今日も、セウォル号の話題でワイドショーは沸騰している。
それは当然だろう。船長を筆頭に真っ先に逃げ出した乗組員の無責任のせいで、死者・行方不明者合わせて300人を越えるという大惨事。責任転嫁にいそしんで、なかなか謝罪しなかった、朴槿恵大統領……。

だが、2009年に三重県沖で横転したフェリーありあけ号の事故では、乗客7人と乗員21人は全員無事だった、という報道が併せて流れるようになると、この沸騰ぶりの底が見えるようになった。

今回の事故で「三流国家」だと自嘲するようになった韓国に比して、久々に、日本ではこんなことは起きない、日本は立派だと胸を張れる時がやってきたのだ。
チェルノブイリ原発が事故を起こしたときに、あれはロシアのオンボロ原発、日本の原発ではあんなことは起きないと見下していた自尊心が、福島第一原発の事故で吹き飛んだ。
その自尊心が、取り戻せるというわけだ。

確かに、周辺の地域を廃墟と化し、世界中に放射能をまき散らし、いまだに収束せずに汚染水を生み出している福島原発の事故でさえ、セウォル号の事故と比べるとまともに思える部分がある。
福島第一原発では、吉田所長以下の運転員たちが、逃げ出すこともなく命がけで事故に対処した。
首相は現場まで乗り込んでいる。それは逆に、非難されることにもなったわけだが……。

だが、すべてにおいて、日本はそれほど立派だったか。
鹿児島県の桜島の南麓の海岸沿いにある、東桜島小学校には、次のような石碑が建っている。
「科学を信じてはいけない、危険を察したら自分の判断で逃げるべきだ」
1913年に地震が頻発し、海岸には熱湯が噴き出して、桜島が噴火するのでは、と人々は心配した。村長が問い合わせた地元の気象台長は、噴火しないと答えた。
しかし、桜島は大噴火し、8つの集落が全滅し、百数十人の死傷者が出た。
この気象台長が責任を取ったという話は聞かない。

2011年3月11日は、どうだったのか。
地震発生3分後に気象庁が出した津波予測は、岩手県と福島県で3メートル、宮城県で6メートルだった。30分近くたって、3県とも10メートル以上と変更されたが、それは、すでに津波が海岸にやってきた頃だった。
それまでも、3メートルの津波が来るという予報で、実際には数センチの津波だったということが数多かった。
3月11日の、気象庁が直後に出した津波の観測情報も、大船度で20センチ、鮎川で50センチ、釜石で20センチというものだった。
結局それは、「それならたいした津波は来ない」「逃げなくても大丈夫だ」という安心情報になってしまったのだ。

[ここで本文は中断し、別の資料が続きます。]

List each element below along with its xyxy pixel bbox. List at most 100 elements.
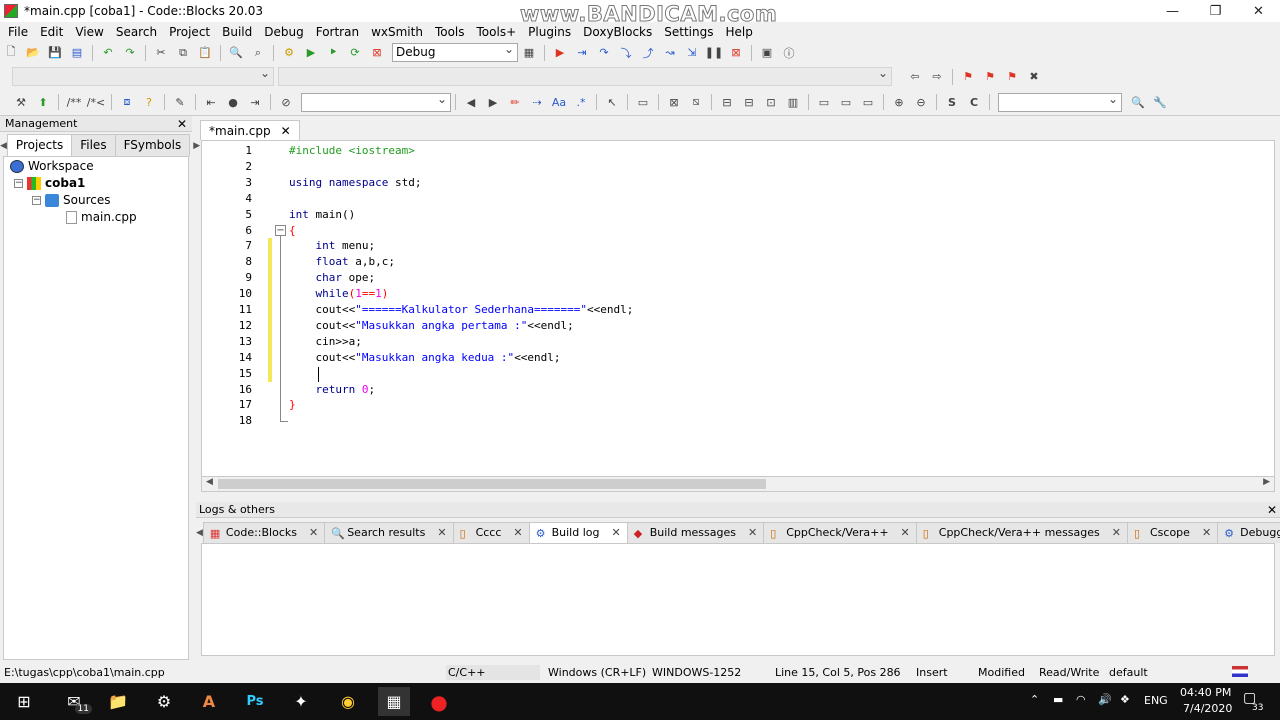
line-comment-icon[interactable]: /*<	[86, 93, 106, 111]
code-editor[interactable]: 1 #include <iostream> 2 3 using namespace st…	[201, 140, 1275, 492]
file-explorer-icon[interactable]: 📁	[102, 687, 134, 716]
zoom-in-icon[interactable]: ⊕	[889, 93, 909, 111]
tree-node-project[interactable]: − coba1	[14, 175, 85, 191]
step-forward-icon[interactable]: ⇥	[245, 93, 265, 111]
zoom-out-icon[interactable]: ⊖	[911, 93, 931, 111]
step-into-instruction-icon[interactable]: ⇲	[682, 44, 702, 62]
scroll-left-icon[interactable]: ◀	[206, 477, 213, 487]
close-tab-icon[interactable]: ✕	[1202, 526, 1211, 539]
extract-docs-icon[interactable]: ⬆	[33, 93, 53, 111]
tree-node-sources[interactable]: − Sources	[32, 192, 110, 208]
debug-windows-icon[interactable]: ▣	[757, 44, 777, 62]
html-docs-icon[interactable]: ⧈	[117, 93, 137, 111]
tree-node-main-cpp[interactable]: main.cpp	[66, 209, 137, 225]
abort-icon[interactable]: ⊠	[367, 44, 387, 62]
shape-5-icon[interactable]: ▭	[814, 93, 834, 111]
box-arrow-icon[interactable]: ⧅	[686, 93, 706, 111]
codeblocks-taskbar-icon[interactable]: ▦	[378, 687, 410, 716]
chm-docs-icon[interactable]: ?	[139, 93, 159, 111]
close-management-icon[interactable]: ✕	[177, 116, 187, 132]
menu-debug[interactable]: Debug	[258, 25, 309, 39]
shape-4-icon[interactable]: ▥	[783, 93, 803, 111]
open-folder-icon[interactable]: 📂	[23, 44, 43, 62]
tool-icon[interactable]: ⚙	[148, 687, 180, 716]
run-to-cursor-icon[interactable]: ⇥	[572, 44, 592, 62]
menu-edit[interactable]: Edit	[34, 25, 69, 39]
stop-debugger-icon[interactable]: ⊠	[726, 44, 746, 62]
scope-select[interactable]	[12, 65, 274, 86]
menu-tools[interactable]: Tools	[429, 25, 471, 39]
code-line[interactable]: 11 cout<<"======Kalkulator Sederhana====…	[202, 302, 1272, 318]
paste-icon[interactable]: 📋	[195, 44, 215, 62]
code-line[interactable]: 7 int menu;	[202, 238, 1272, 255]
shape-3-icon[interactable]: ⊡	[761, 93, 781, 111]
redo-icon[interactable]: ↷	[120, 44, 140, 62]
new-file-icon[interactable]: 🗋	[1, 44, 21, 62]
jump-forward-icon[interactable]: ⇨	[927, 68, 947, 86]
collapse-icon[interactable]: −	[32, 195, 41, 205]
input-language[interactable]: ENG	[1144, 694, 1168, 707]
code-line[interactable]: 13 cin>>a;	[202, 333, 1272, 350]
step-into-icon[interactable]: ⤵	[616, 44, 636, 62]
volume-icon[interactable]: 🔊	[1098, 693, 1112, 706]
next-instruction-icon[interactable]: ↝	[660, 44, 680, 62]
jump-back-icon[interactable]: ⇦	[905, 68, 925, 86]
block-comment-icon[interactable]: /**	[64, 93, 84, 111]
tab-files[interactable]: Files	[71, 134, 116, 156]
chrome-icon[interactable]: ◉	[332, 687, 364, 716]
symbol-c-icon[interactable]: C	[964, 93, 984, 111]
find-icon[interactable]: 🔍	[226, 44, 246, 62]
doxyblocks-config-icon[interactable]: ✎	[170, 93, 190, 111]
logs-tab-cccc[interactable]: ▯ Cccc ✕	[452, 522, 530, 543]
shape-2-icon[interactable]: ⊟	[739, 93, 759, 111]
code-line[interactable]: 3 using namespace std;	[202, 175, 1272, 191]
find-previous-icon[interactable]: ◀	[461, 93, 481, 111]
previous-bookmark-icon[interactable]: ⚑	[980, 68, 1000, 86]
close-tab-icon[interactable]: ✕	[437, 526, 446, 539]
code-line[interactable]: 10 while(1==1)	[202, 286, 1272, 303]
menu-project[interactable]: Project	[163, 25, 216, 39]
menu-settings[interactable]: Settings	[658, 25, 719, 39]
menu-fortran[interactable]: Fortran	[310, 25, 365, 39]
code-line[interactable]: 5 int main()	[202, 207, 1272, 223]
close-tab-icon[interactable]: ✕	[281, 124, 291, 138]
rectangle-icon[interactable]: ▭	[633, 93, 653, 111]
logs-tab-cppcheck-vera-[interactable]: ▯ CppCheck/Vera++ ✕	[763, 522, 917, 543]
toggle-bookmark-icon[interactable]: ⚑	[958, 68, 978, 86]
debug-start-icon[interactable]: ▶	[550, 44, 570, 62]
logs-tab-debugger[interactable]: ⚙Debugger✕	[1217, 522, 1280, 543]
logs-scroll-left-icon[interactable]: ◀	[196, 528, 203, 543]
step-out-icon[interactable]: ⤴	[638, 44, 658, 62]
build-target-select[interactable]: Debug	[392, 41, 518, 62]
logs-content[interactable]	[201, 543, 1275, 656]
box-cross-icon[interactable]: ⊠	[664, 93, 684, 111]
code-line[interactable]: 1 #include <iostream>	[202, 143, 1272, 159]
code-line[interactable]: 15	[202, 365, 1272, 382]
close-tab-icon[interactable]: ✕	[901, 526, 910, 539]
copy-icon[interactable]: ⧉	[173, 44, 193, 62]
close-tab-icon[interactable]: ✕	[612, 526, 621, 539]
scroll-right-icon[interactable]: ▶	[1263, 477, 1270, 487]
menu-view[interactable]: View	[69, 25, 109, 39]
build-gear-icon[interactable]: ⚙	[279, 44, 299, 62]
symbol-s-icon[interactable]: S	[942, 93, 962, 111]
code-line[interactable]: 4	[202, 191, 1272, 207]
menu-wxsmith[interactable]: wxSmith	[365, 25, 429, 39]
code-line[interactable]: 2	[202, 159, 1272, 175]
editor-horizontal-scrollbar[interactable]: ◀ ▶	[201, 476, 1275, 492]
step-back-icon[interactable]: ⇤	[201, 93, 221, 111]
tray-expand-icon[interactable]: ⌃	[1030, 693, 1039, 706]
doxywizard-icon[interactable]: ⚒	[11, 93, 31, 111]
clear-icon[interactable]: ⊘	[276, 93, 296, 111]
menu-tools-[interactable]: Tools+	[471, 25, 523, 39]
menu-help[interactable]: Help	[719, 25, 758, 39]
app-icon[interactable]: ✦	[285, 687, 317, 716]
pause-icon[interactable]: ❚❚	[704, 44, 724, 62]
clock-date[interactable]: 7/4/2020	[1183, 702, 1232, 715]
windows-start-icon[interactable]: ⊞	[8, 687, 40, 716]
close-tab-icon[interactable]: ✕	[1112, 526, 1121, 539]
undo-icon[interactable]: ↶	[98, 44, 118, 62]
wifi-icon[interactable]: ◠	[1076, 693, 1086, 706]
menu-plugins[interactable]: Plugins	[522, 25, 577, 39]
search-settings-icon[interactable]: 🔧	[1150, 93, 1170, 111]
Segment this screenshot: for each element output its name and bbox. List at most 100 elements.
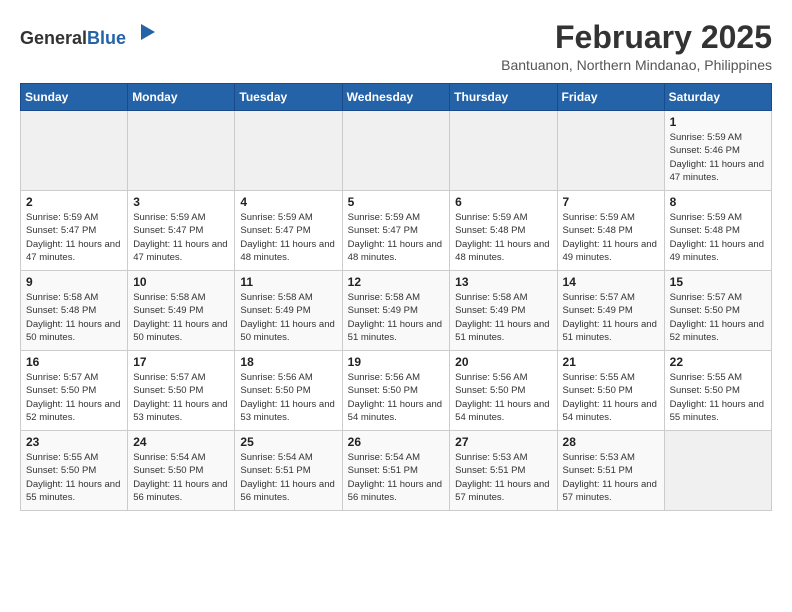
day-info: Sunrise: 5:59 AM Sunset: 5:48 PM Dayligh… xyxy=(455,211,551,264)
day-number: 14 xyxy=(563,275,659,289)
day-info: Sunrise: 5:59 AM Sunset: 5:48 PM Dayligh… xyxy=(670,211,766,264)
day-number: 13 xyxy=(455,275,551,289)
calendar-cell: 13 Sunrise: 5:58 AM Sunset: 5:49 PM Dayli… xyxy=(450,271,557,351)
day-info: Sunrise: 5:57 AM Sunset: 5:50 PM Dayligh… xyxy=(26,371,122,424)
calendar-cell: 4 Sunrise: 5:59 AM Sunset: 5:47 PM Daylig… xyxy=(235,191,342,271)
day-number: 7 xyxy=(563,195,659,209)
calendar-cell: 24Sunrise: 5:54 AM Sunset: 5:50 PM Dayli… xyxy=(128,431,235,511)
title-block: February 2025 Bantuanon, Northern Mindan… xyxy=(501,20,772,73)
calendar-cell: 23Sunrise: 5:55 AM Sunset: 5:50 PM Dayli… xyxy=(21,431,128,511)
logo-blue: Blue xyxy=(87,28,126,48)
calendar-header-row: SundayMondayTuesdayWednesdayThursdayFrid… xyxy=(21,84,772,111)
day-info: Sunrise: 5:59 AM Sunset: 5:47 PM Dayligh… xyxy=(348,211,445,264)
day-info: Sunrise: 5:59 AM Sunset: 5:47 PM Dayligh… xyxy=(240,211,336,264)
calendar-cell xyxy=(128,111,235,191)
day-number: 24 xyxy=(133,435,229,449)
day-info: Sunrise: 5:56 AM Sunset: 5:50 PM Dayligh… xyxy=(455,371,551,424)
day-number: 22 xyxy=(670,355,766,369)
calendar-cell: 28 Sunrise: 5:53 AM Sunset: 5:51 PM Dayli… xyxy=(557,431,664,511)
day-info: Sunrise: 5:57 AM Sunset: 5:49 PM Dayligh… xyxy=(563,291,659,344)
day-number: 16 xyxy=(26,355,122,369)
calendar-week-1: 1 Sunrise: 5:59 AM Sunset: 5:46 PM Daylig… xyxy=(21,111,772,191)
calendar-cell xyxy=(21,111,128,191)
day-number: 27 xyxy=(455,435,551,449)
calendar-week-3: 9 Sunrise: 5:58 AM Sunset: 5:48 PM Daylig… xyxy=(21,271,772,351)
month-year-title: February 2025 xyxy=(501,20,772,55)
calendar-cell xyxy=(235,111,342,191)
day-number: 28 xyxy=(563,435,659,449)
calendar-cell: 9 Sunrise: 5:58 AM Sunset: 5:48 PM Daylig… xyxy=(21,271,128,351)
calendar-header-sunday: Sunday xyxy=(21,84,128,111)
logo-icon xyxy=(133,20,157,44)
day-info: Sunrise: 5:58 AM Sunset: 5:48 PM Dayligh… xyxy=(26,291,122,344)
day-number: 21 xyxy=(563,355,659,369)
calendar-week-5: 23Sunrise: 5:55 AM Sunset: 5:50 PM Dayli… xyxy=(21,431,772,511)
day-number: 25 xyxy=(240,435,336,449)
day-info: Sunrise: 5:54 AM Sunset: 5:51 PM Dayligh… xyxy=(348,451,445,504)
calendar-cell: 25 Sunrise: 5:54 AM Sunset: 5:51 PM Dayli… xyxy=(235,431,342,511)
calendar-header-saturday: Saturday xyxy=(664,84,771,111)
calendar-cell xyxy=(342,111,450,191)
calendar-cell: 10Sunrise: 5:58 AM Sunset: 5:49 PM Dayli… xyxy=(128,271,235,351)
calendar-header-tuesday: Tuesday xyxy=(235,84,342,111)
calendar-cell: 12 Sunrise: 5:58 AM Sunset: 5:49 PM Dayli… xyxy=(342,271,450,351)
day-info: Sunrise: 5:55 AM Sunset: 5:50 PM Dayligh… xyxy=(26,451,122,504)
day-number: 12 xyxy=(348,275,445,289)
calendar-cell: 14 Sunrise: 5:57 AM Sunset: 5:49 PM Dayli… xyxy=(557,271,664,351)
logo-general: General xyxy=(20,28,87,48)
calendar-cell: 16 Sunrise: 5:57 AM Sunset: 5:50 PM Dayli… xyxy=(21,351,128,431)
day-number: 11 xyxy=(240,275,336,289)
day-info: Sunrise: 5:59 AM Sunset: 5:46 PM Dayligh… xyxy=(670,131,766,184)
calendar-cell: 19 Sunrise: 5:56 AM Sunset: 5:50 PM Dayli… xyxy=(342,351,450,431)
day-info: Sunrise: 5:57 AM Sunset: 5:50 PM Dayligh… xyxy=(133,371,229,424)
calendar-cell: 11 Sunrise: 5:58 AM Sunset: 5:49 PM Dayli… xyxy=(235,271,342,351)
calendar-header-wednesday: Wednesday xyxy=(342,84,450,111)
day-info: Sunrise: 5:58 AM Sunset: 5:49 PM Dayligh… xyxy=(455,291,551,344)
calendar-header-friday: Friday xyxy=(557,84,664,111)
day-info: Sunrise: 5:58 AM Sunset: 5:49 PM Dayligh… xyxy=(133,291,229,344)
calendar-cell: 2 Sunrise: 5:59 AM Sunset: 5:47 PM Daylig… xyxy=(21,191,128,271)
day-info: Sunrise: 5:59 AM Sunset: 5:47 PM Dayligh… xyxy=(133,211,229,264)
calendar-cell: 15 Sunrise: 5:57 AM Sunset: 5:50 PM Dayli… xyxy=(664,271,771,351)
calendar-header-monday: Monday xyxy=(128,84,235,111)
page-header: GeneralBlue February 2025 Bantuanon, Nor… xyxy=(20,20,772,73)
day-number: 20 xyxy=(455,355,551,369)
day-info: Sunrise: 5:55 AM Sunset: 5:50 PM Dayligh… xyxy=(563,371,659,424)
calendar-cell: 27 Sunrise: 5:53 AM Sunset: 5:51 PM Dayli… xyxy=(450,431,557,511)
day-info: Sunrise: 5:58 AM Sunset: 5:49 PM Dayligh… xyxy=(240,291,336,344)
day-info: Sunrise: 5:53 AM Sunset: 5:51 PM Dayligh… xyxy=(563,451,659,504)
calendar-cell: 3 Sunrise: 5:59 AM Sunset: 5:47 PM Daylig… xyxy=(128,191,235,271)
calendar-cell xyxy=(557,111,664,191)
day-number: 4 xyxy=(240,195,336,209)
day-number: 18 xyxy=(240,355,336,369)
calendar-cell: 5Sunrise: 5:59 AM Sunset: 5:47 PM Daylig… xyxy=(342,191,450,271)
day-info: Sunrise: 5:56 AM Sunset: 5:50 PM Dayligh… xyxy=(348,371,445,424)
day-number: 9 xyxy=(26,275,122,289)
calendar-cell: 1 Sunrise: 5:59 AM Sunset: 5:46 PM Daylig… xyxy=(664,111,771,191)
calendar-cell: 20 Sunrise: 5:56 AM Sunset: 5:50 PM Dayli… xyxy=(450,351,557,431)
day-info: Sunrise: 5:54 AM Sunset: 5:51 PM Dayligh… xyxy=(240,451,336,504)
calendar-cell: 7Sunrise: 5:59 AM Sunset: 5:48 PM Daylig… xyxy=(557,191,664,271)
calendar-week-4: 16 Sunrise: 5:57 AM Sunset: 5:50 PM Dayli… xyxy=(21,351,772,431)
day-info: Sunrise: 5:53 AM Sunset: 5:51 PM Dayligh… xyxy=(455,451,551,504)
calendar-cell: 22 Sunrise: 5:55 AM Sunset: 5:50 PM Dayli… xyxy=(664,351,771,431)
day-info: Sunrise: 5:59 AM Sunset: 5:47 PM Dayligh… xyxy=(26,211,122,264)
day-info: Sunrise: 5:58 AM Sunset: 5:49 PM Dayligh… xyxy=(348,291,445,344)
day-number: 26 xyxy=(348,435,445,449)
calendar-cell: 21 Sunrise: 5:55 AM Sunset: 5:50 PM Dayli… xyxy=(557,351,664,431)
calendar-cell: 17Sunrise: 5:57 AM Sunset: 5:50 PM Dayli… xyxy=(128,351,235,431)
day-number: 19 xyxy=(348,355,445,369)
calendar-week-2: 2 Sunrise: 5:59 AM Sunset: 5:47 PM Daylig… xyxy=(21,191,772,271)
calendar-cell: 18Sunrise: 5:56 AM Sunset: 5:50 PM Dayli… xyxy=(235,351,342,431)
day-number: 15 xyxy=(670,275,766,289)
day-number: 1 xyxy=(670,115,766,129)
day-number: 3 xyxy=(133,195,229,209)
day-info: Sunrise: 5:57 AM Sunset: 5:50 PM Dayligh… xyxy=(670,291,766,344)
calendar-cell: 8Sunrise: 5:59 AM Sunset: 5:48 PM Daylig… xyxy=(664,191,771,271)
day-info: Sunrise: 5:55 AM Sunset: 5:50 PM Dayligh… xyxy=(670,371,766,424)
calendar-header-thursday: Thursday xyxy=(450,84,557,111)
day-number: 2 xyxy=(26,195,122,209)
calendar-cell: 6Sunrise: 5:59 AM Sunset: 5:48 PM Daylig… xyxy=(450,191,557,271)
logo: GeneralBlue xyxy=(20,20,157,49)
calendar-table: SundayMondayTuesdayWednesdayThursdayFrid… xyxy=(20,83,772,511)
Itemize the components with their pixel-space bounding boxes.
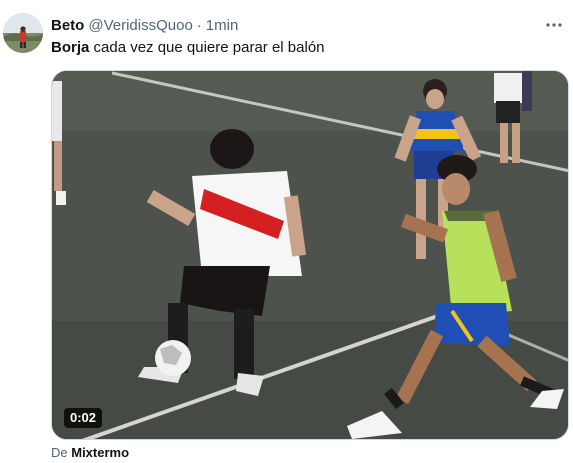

死者はもはや語れない。だが、気象庁の最初の予報が違ったものだったら、助かった人々はもっと多かったはずなのだ。
気象庁が謝罪したとか、責任を取ったという話は聞かない。

セウォル号の事故を、対岸の火事と見るのではなく、他山の石とすべきだ。
ましてや自尊心を満足させるためにそれを眺めるのは、死者への冒涜と言えよう。